At Work with The Ready – Episode 36
Hosts: Rodney Evans & Sam Spurlin
Air Date: November 3, 2025
This episode delves into how the rapid evolution of artificial intelligence is not only transforming organizational work but also reflecting and amplifying the existing strengths and dysfunctions within those organizations. Hosts Rodney Evans and Sam Spurlin explore the realities—hype, hope, pitfalls, and innovations—of AI adoption at work, challenging listeners to move beyond cost-cutting and into thoughtful experimentation and redesign.
Is AI a Lasting Transformation or Just a Fad?

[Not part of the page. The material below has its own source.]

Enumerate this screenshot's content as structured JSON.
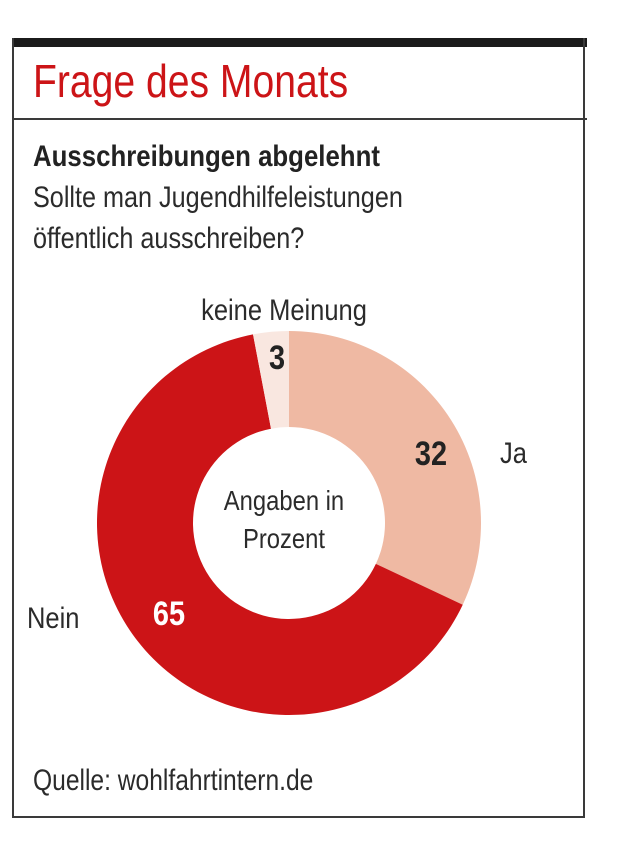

Wait-and-See vs. Hype and Hope
On AI as a Mirror:
“AI is currently, for most organizations, a mirror for what is already true…probably making it more so that way.”
— Rodney, [03:34]
On Hype vs. Real Value:
“I think it is undeniably a phase shift. I don’t see any universe in which it’s just a dot dot. It’s not going to be like DAOs…even the current use cases are astonishing.”
— Rodney, [06:37]
On Experimentation vs. Planning:
“Anybody trying to sell you a kind of end-to-end answer in the AI realm…and how it’s applied to your organization is selling you a story and…FOMO.”
— Sam, [28:40]
On AI for Cost Takeout:
“First idea, best idea for most organizations with AI is like, oh, cool, we don’t have to pay people anymore…Such a impoverished way to view what is possible here.”
— Sam, [33:42]
On AI and Work Redesign:
“We don’t need to have agents making tons and tons more and faster of the worst aspects of work.”
— Rodney, [39:04]
On the Absence of Playbooks:
“There this time, like for real, for real, there are no playbooks.”
— Sam, [28:40]
This episode is an invitation to embrace disciplined experimentation, radical clarity, and a focus on transformation over mere automation—a mindset that will define both individual and organizational success in the age of AI.